O.K. I have a beef (more than one really.) I was chatting with a lovely client the other morning. They had seen a dietitian for weight concerns for their two-year-old son. This child eats a phenomenal variety of wholesome foods but has become increasingly food preoccupied (as they have tried to control his intake.) The mom was rightly concerned when they were told that diet soda and Crystal Light were on the “preferred” beverage list at a University pediatric weight management center. Really? Does a two-year-old need diet soda? I just had this vision of the idea that these are “free drinks!” (zero points, “green-light” drinks…) so go ahead and fill up that Big-Gulp Sippy Cup and have at it! The family was also recommended a calorie reduction diet (remember, the failure rate in adults is 85-95%) which was worsening the child’s preoccupation with food and tendency to eat quickly and large amounts at every opportunity. (He would hang around the buffet at parties instead of wanting to play.)
What would I recommend a two-year-old drink? (regardless of weight, BTW.) 2% or whole milk, water, or watered down fruit juice. I like the nectars or cloudy apple-juice. Aim for roughly 4 ounces of juice a day, don’t sweat it if it’s more some days and less others. You can get juice boxes with watered down juice now too. (I told my husband years ago that someone would make a lot of money someday watering down juice and charging more for it because it’s low sugar and fewer calories Milk or water or juice with sit-down meals and snacks, only water in between.
This chat reminded me of my one or two (really, that’s all we get folks) nutrition lectures in a top ten medical school. The panacea? “Fat-free cheese! Fat-free mayo! Low-sodium cans of soup! Sugar substitutes!” All artificial, probably not so tasty, all WHAT answers with no thought to HOW we eat. (Don’t get me wrong, these products may have their place with certain medical conditions, but for the general public, not really necessary, not really tasty, but hey, tasty doesn’t matter, right?)
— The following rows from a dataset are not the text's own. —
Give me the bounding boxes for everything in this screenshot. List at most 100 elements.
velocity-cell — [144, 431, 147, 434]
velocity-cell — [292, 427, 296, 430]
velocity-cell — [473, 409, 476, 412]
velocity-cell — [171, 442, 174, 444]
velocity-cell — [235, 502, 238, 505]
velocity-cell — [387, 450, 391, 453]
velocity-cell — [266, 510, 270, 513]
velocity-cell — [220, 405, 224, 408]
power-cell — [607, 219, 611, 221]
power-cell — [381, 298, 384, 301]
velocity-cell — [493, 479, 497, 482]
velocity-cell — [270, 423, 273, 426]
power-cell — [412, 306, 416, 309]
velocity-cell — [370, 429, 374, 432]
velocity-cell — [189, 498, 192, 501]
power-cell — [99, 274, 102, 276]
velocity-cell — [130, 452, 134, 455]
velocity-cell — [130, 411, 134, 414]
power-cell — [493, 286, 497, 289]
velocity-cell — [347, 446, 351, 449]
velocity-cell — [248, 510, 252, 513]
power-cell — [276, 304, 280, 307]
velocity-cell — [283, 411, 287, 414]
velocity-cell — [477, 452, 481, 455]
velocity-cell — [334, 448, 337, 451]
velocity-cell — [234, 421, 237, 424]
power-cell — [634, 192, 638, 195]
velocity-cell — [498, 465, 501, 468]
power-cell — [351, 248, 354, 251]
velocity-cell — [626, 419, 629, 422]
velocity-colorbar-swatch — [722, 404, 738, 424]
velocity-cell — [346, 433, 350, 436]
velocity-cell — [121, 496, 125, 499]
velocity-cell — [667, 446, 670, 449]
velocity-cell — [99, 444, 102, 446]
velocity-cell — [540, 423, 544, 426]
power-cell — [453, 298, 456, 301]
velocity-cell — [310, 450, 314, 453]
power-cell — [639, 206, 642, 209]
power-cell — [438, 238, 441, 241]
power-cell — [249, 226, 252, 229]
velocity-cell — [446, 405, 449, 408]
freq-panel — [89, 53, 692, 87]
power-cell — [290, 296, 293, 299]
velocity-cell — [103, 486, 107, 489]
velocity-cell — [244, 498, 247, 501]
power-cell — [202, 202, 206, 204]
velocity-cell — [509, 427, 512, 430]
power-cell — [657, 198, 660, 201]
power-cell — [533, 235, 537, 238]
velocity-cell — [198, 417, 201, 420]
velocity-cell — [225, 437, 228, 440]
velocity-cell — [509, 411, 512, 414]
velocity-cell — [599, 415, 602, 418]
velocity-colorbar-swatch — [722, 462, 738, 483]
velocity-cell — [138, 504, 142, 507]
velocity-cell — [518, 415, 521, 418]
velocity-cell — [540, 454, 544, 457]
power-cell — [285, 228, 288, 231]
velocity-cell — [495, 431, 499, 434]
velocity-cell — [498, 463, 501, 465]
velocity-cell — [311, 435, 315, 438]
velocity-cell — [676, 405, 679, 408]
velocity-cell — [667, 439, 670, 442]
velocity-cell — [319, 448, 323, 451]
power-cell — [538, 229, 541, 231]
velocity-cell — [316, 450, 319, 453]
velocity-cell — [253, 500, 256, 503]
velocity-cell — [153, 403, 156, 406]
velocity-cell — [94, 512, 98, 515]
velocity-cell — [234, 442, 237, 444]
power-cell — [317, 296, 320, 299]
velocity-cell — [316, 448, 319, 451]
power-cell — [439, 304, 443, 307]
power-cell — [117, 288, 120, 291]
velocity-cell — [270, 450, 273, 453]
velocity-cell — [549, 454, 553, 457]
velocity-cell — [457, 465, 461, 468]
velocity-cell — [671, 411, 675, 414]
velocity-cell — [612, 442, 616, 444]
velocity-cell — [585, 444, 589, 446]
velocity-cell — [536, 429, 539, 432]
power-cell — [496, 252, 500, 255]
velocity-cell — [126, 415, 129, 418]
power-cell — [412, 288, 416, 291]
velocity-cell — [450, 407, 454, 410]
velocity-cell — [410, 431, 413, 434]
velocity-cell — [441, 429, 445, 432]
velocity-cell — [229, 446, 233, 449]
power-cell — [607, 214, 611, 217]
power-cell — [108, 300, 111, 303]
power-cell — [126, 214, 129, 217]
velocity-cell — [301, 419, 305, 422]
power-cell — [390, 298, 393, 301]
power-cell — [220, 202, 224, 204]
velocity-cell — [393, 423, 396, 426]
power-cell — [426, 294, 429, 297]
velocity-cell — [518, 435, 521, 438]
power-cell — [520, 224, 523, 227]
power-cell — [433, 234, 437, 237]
It had me wondering, do any of these experts like food? Know how to cook, or how to eat? Have a big picture mentality? When experts at a therapeutic-feeding training I recently attended went on and on about their Weight Watchers issues, I wondered if they themselves were eating competent and how ironic it would be that the people teaching kids to eat, don’t know how to do it themselves. Is there ANY evidence that diet drinks help adults lose weight, much less children? (Also, is there any evidence that giving a 2-year-old skim milk will make him leaner? Read this post for a discussion on that topic…)
Another mother wrote in to complain that her small son who was on prednisone (notorious for increasing appetite) was scolded for letting her son have 2% milk and told to “cut out the juice” (the child didn’t drink juice.) No one had addressed his asthma properly (which limited his play) or done any kind of intake analysis, or felt that her concerns about his frequent prednisone bursts had anything to do with his weight. She was basically just told, “cut down on the calories.” Even if he was drinking 6 ounces of juice a day, that would not be why he was gaining weight.
Well, there is so much more to it than calories, and the answer is not Aspartame or Olestra, or Diet Doctor Pepper, or eating by a point-system.
Have you been to a nutrition expert around your child’s feeding? What were you told? Dietitians, what do you think of this post. Fair? Not fair? Regional? Your hands are tied by protocol? (I think I should tag this under “ranting” rather than “musings”
(Tip: we had a water bubbler in our home since M could walk and she has loved getting her little cup and filling it with water between meals and snacks.)
UPDATE ADDED LATER: from the mom of the 2 1/2 year old boy put on the diet. We worked together by phone, and 6 weeks after we started, here is what she said, “The last few weeks have been MUCH easier! He is like a different child, occasionally finishing his meals but not always. We went to the bagel store for lunch today and he only ate 1/4 of the bagel. This a totally different boy than the one who consumed 2 1/2 bagels in a sitting only a month ago.”